The presence of the right catalyst can open chemical pathways to high-value products. A catalyst provides the means for reactants to overcome the energy barriers that would otherwise inhibit certain reaction steps. The breaking and forming of new chemical bonds is an atomic scale event, thus to fully understand the workings of a catalyst, one must look at its atomic structure. Catalysts used in heterogeneous catalysis are typically not based on a single material, but a mixture of different ones. In such a system, the interactions between phases are complex and give rise to the active sites that fundamentally govern the catalytic properties of the material. We are interested in studying how the interactions between active phase and support materials are expressed in the catalysts, both ex-situ and in-situ. Aberration-corrected STEM offers a wide range of analytical tools for this purpose, including high-resolution imaging, EDX, EELS, and tomography.

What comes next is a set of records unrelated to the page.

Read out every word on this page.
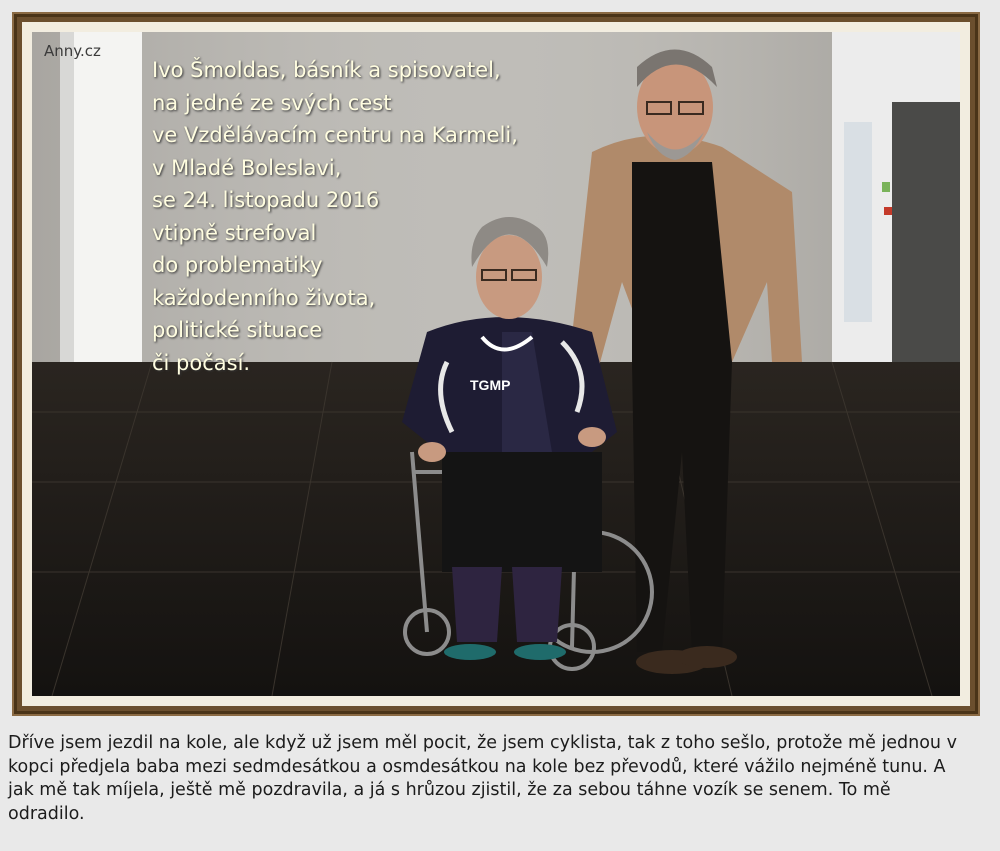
Anny.cz
Ivo Šmoldas, básník a spisovatel,
na jedné ze svých cest
ve Vzdělávacím centru na Karmeli,
v Mladé Boleslavi,
se 24. listopadu 2016
vtipně strefoval
do problematiky
každodenního života,
politické situace
či počasí.
TGMP
Dříve jsem jezdil na kole, ale když už jsem měl pocit, že jsem cyklista, tak z toho sešlo, protože mě jednou v kopci předjela baba mezi sedmdesátkou a osmdesátkou na kole bez převodů, které vážilo nejméně tunu. A jak mě tak míjela, ještě mě pozdravila, a já s hrůzou zjistil, že za sebou táhne vozík se senem. To mě odradilo.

Experimental HR-STEM image of a platinum particle supported on cerium dioxide, a potential active site in the Pt/CeO2 catalytic system (left). Estimated 3D atomic structure of the Pt particle. The particle structure was estimated by atom counting and verified by STEM-simulations (right).
In-situ time series of structural dynamics in the Pt/CeO2 system recorded at 600°C.

HAADF-STEM tomographic tilt series of platinum particles dispersed on a carbon lace.